Meet The Social Media G-Men

twitter/usgao

The U.S. Government Accountability Office (GAO), the government unit known as the "investigative arm of Congress," has launched a presence on YouTube and Twitter. Chuck Young, GAO's managing director of public affairs, says the video and microblogging sites aim to help the agency keep people informed about GAO's work.

Tapping into YouTube to share videos, the GAO put up a channel that Young says the agency will use as a "communications tool" to post videos, including some from its Recovery Act and Transition Web pages. The main featured video is "More Than Numbers," a recruitment video based on news coverage of GAO's work.

The GAO created two Twitter feeds to reports and testimony, @tusgao, and legal reports, @usgaolegal, to assist people interested in reading more about the agency's findings, conclusions and recommendations. "It's part of the GAO's overall 2.0 effort to take information to the people, wherever they are, rather than wait for them to come to our Web site," Young says. He calls GAO's move toward social technologies "a natural evolution," rather than prompted from changes initiated at the top by U.S. President Barack Obama and the new White House administration.

In fact, the GAO has formed a committee to review a variety of technologies to build on its presence in Google's YouTube, as well as Twitter. Efforts are being led by the Quality and Continuous Improvement team. Aside from reviewing emerging social tools and technologies, the 30 members will look at making reports easy to read on several platforms and mobile devices, such as RIM's BlackBerry and Apple's iPhone.

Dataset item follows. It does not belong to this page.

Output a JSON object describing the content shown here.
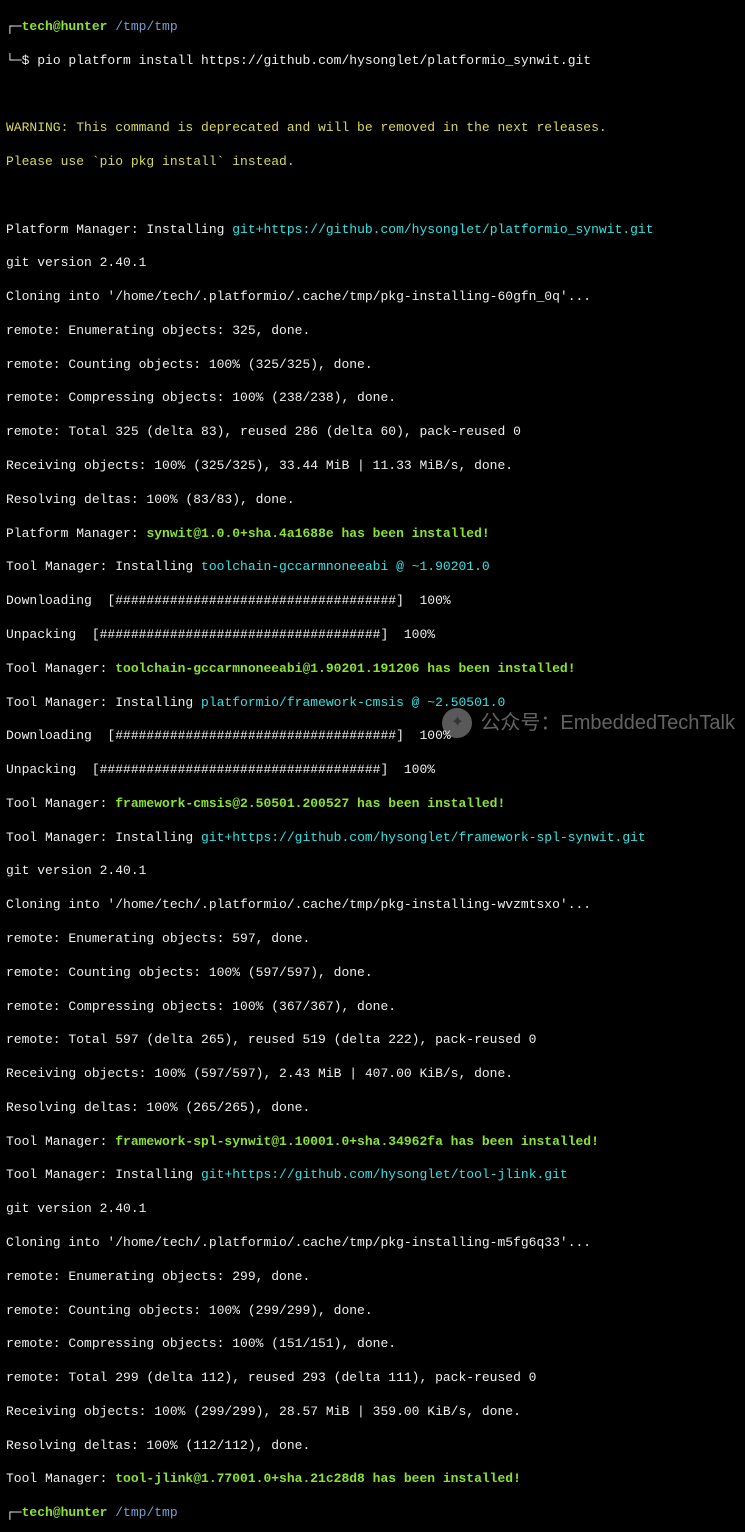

Forrester Research Senior Analyst Jeremiah Owyang says social media has become the new communication tool. Emphasizing the trend, 69% of people in 2008 consumed, watched, read or listened to socially created content through social media -- up from 48% in 2007. "We are seeing adoption in other government agencies, too," he says. "Obama put this in motion, but now many senators and members of Congress are using Twitter to communicate. Sarah Palin, for example, is using it to combat the media."

The GAO committee held the first meeting in June, with the second scheduled later this month. Young says Gene L. Dodaro, acting comptroller general of the United States and head of the GAO, is heading efforts to get information to people in the way they consume it.